Later, Biden’s chief of staff openly mocked Carter on Twitter for his statement that if consumers don’t want to pay a 30 percent sales tax on some item, then “don’t buy it. It’s as simple as that.” Democrats are right to be confident they have the winning message there.

In fact, the Fair Tax Act has a long record of proving politically toxic. Back in 2010, The Wall Street Journal’s editorial board noted that Democrats had made effective use of the issue against Republican proponents of the Fair Tax: “These Democratic attacks are unfair and don’t mention the tax-cutting said of the proposal, but the attacks seem to work … voters rightly suspect that any new sales tax scheme will merely be piled on the current code.”

The past election cycle showed how Democrats are still succeeding in tagging mainstream GOP candidates with unrepresentative minority positions on tax policy. Before the midterms, Senator Rick Scott of Florida put out a list of policy ideas that included a remark that all Americans “should have skin in the game” when it comes to federal income taxes. (Currently, only about half of American households pay federal income tax in any given year.)

Even though Scott ultimately dropped the point, his status as chairman of the Senate Republican Campaign Committee gave Democrats what one Democratic operative called a fundraising “godsend,” enabling attack ads that painted all Republicans as plotting to raise taxes on retirees and low- and middle-income Americans. Republican candidates were forced to spend time and money distancing themselves from a proposal they did not support.

Such episodes risk undoing Republicans’ careful work over three decades of creating a clear contrast with the Democrats on taxes: Republicans won’t raise your taxes; Democrats will.

Keep in mind that eight states already have no personal income tax, nine states have a flat-rate income tax, and 10 states have a Republican leadership committed to phasing out personal income tax, first to a flat-rate tax and then to none. These states are paying for these policies with long-term efforts to keep spending below what can be sustainably funded from economic growth and revenues from sales and property taxes. The model for success over the past 10 years is North Carolina.

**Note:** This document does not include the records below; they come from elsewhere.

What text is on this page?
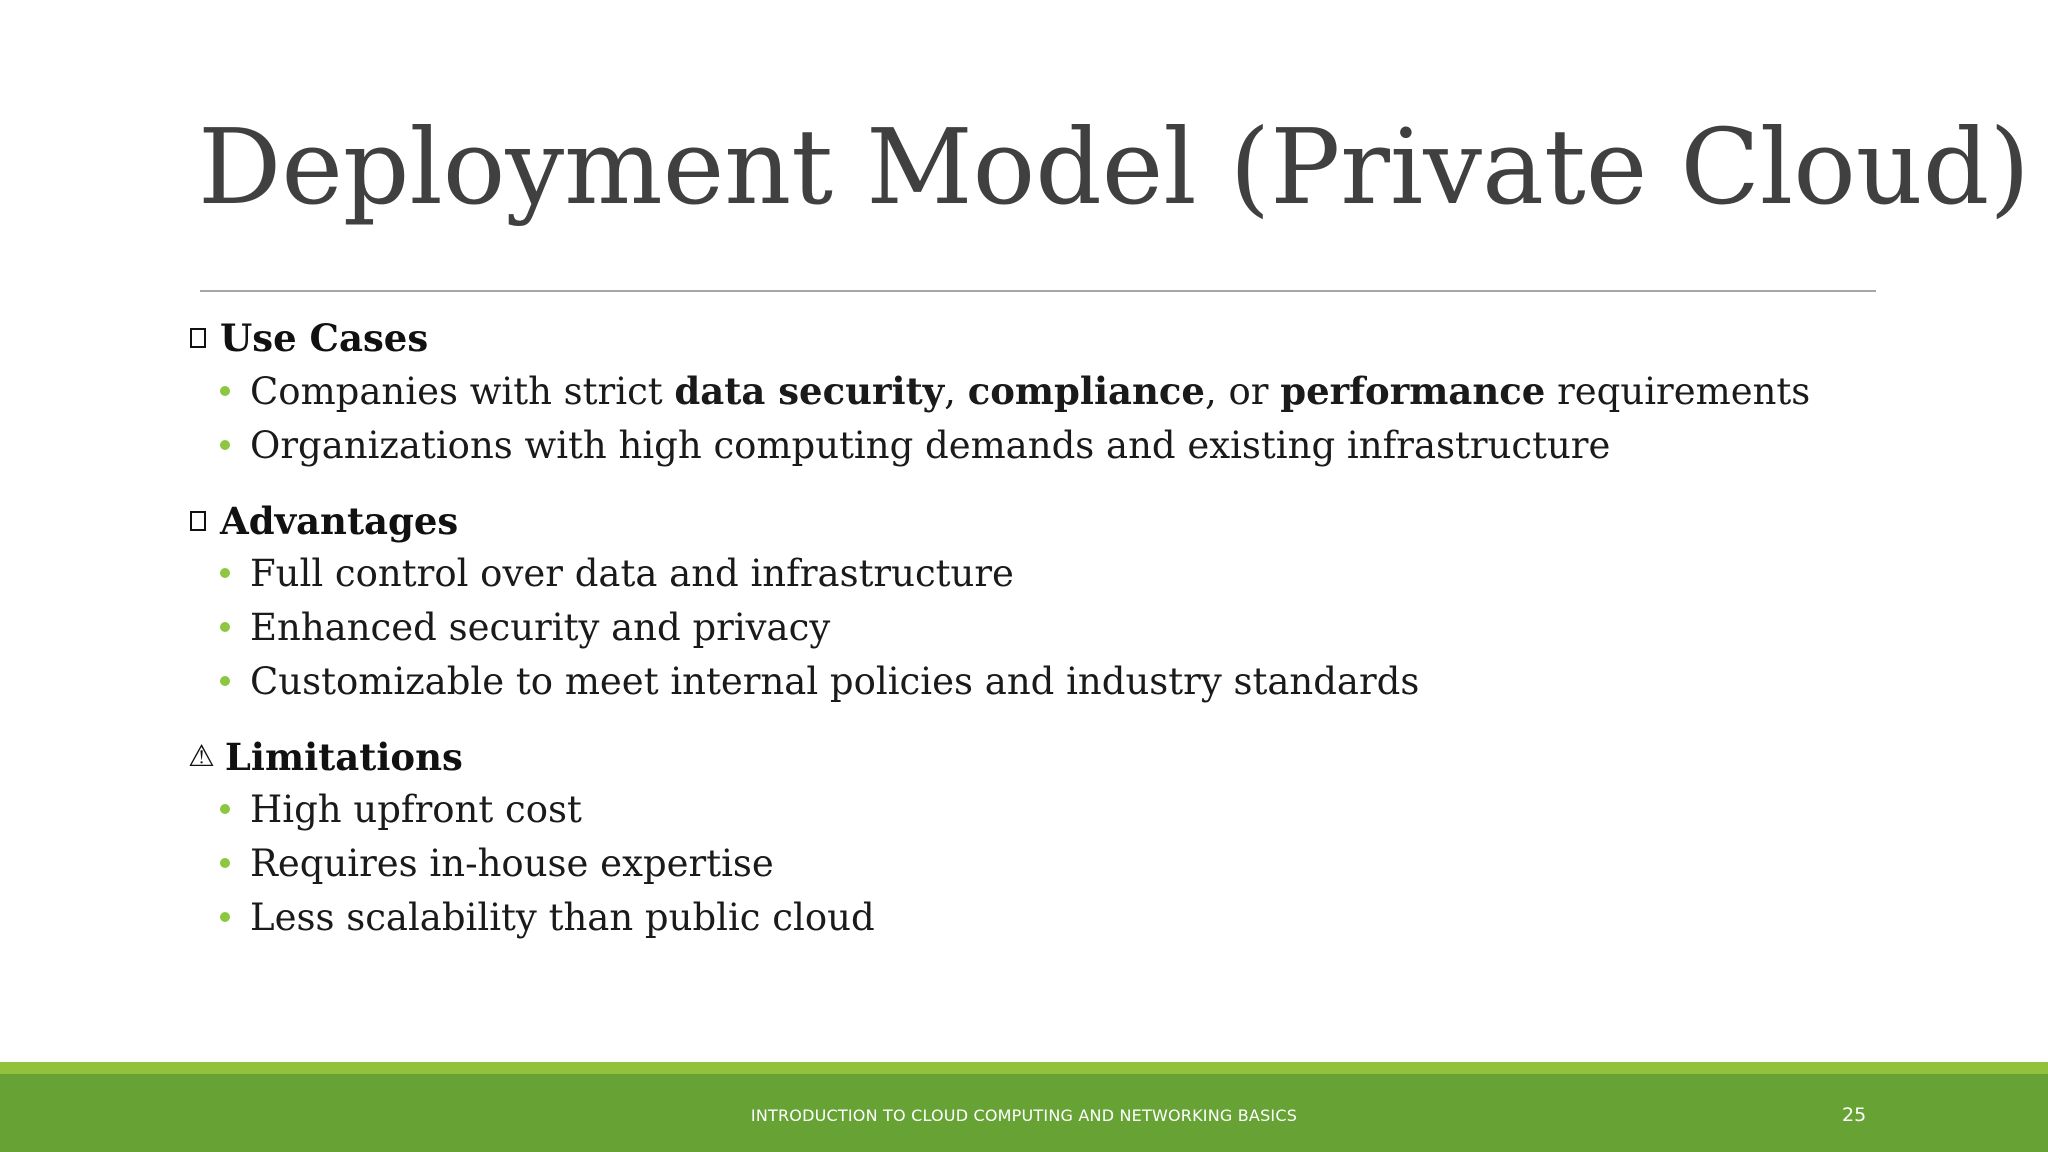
Deployment Model (Private Cloud)
Use Cases
Companies with strict data security, compliance, or performance requirements
Organizations with high computing demands and existing infrastructure
Advantages
Full control over data and infrastructure
Enhanced security and privacy
Customizable to meet internal policies and industry standards
⚠ Limitations
High upfront cost
Requires in-house expertise
Less scalability than public cloud
INTRODUCTION TO CLOUD COMPUTING AND NETWORKING BASICS	25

More income-tax free states will eventually raise the question for voters nationwide: Why do we need a federal income tax?

All of this progress could be undermined if the Fair Tax proponents have their day. Imagine what Democrats will be able to do if they get the opportunity of an actual House vote on a federal sales tax. The Democratic Congressional Campaign Committee has already taken aim at House Republicans in competitive seats in recent elections with negative ads focused on the Fair Tax.

To mitigate the political damage already done, Republicans need to kill the bill. Denounce it. In public. Loudly. This may seem harsh, but it’s no less than the Fair Tax deserves.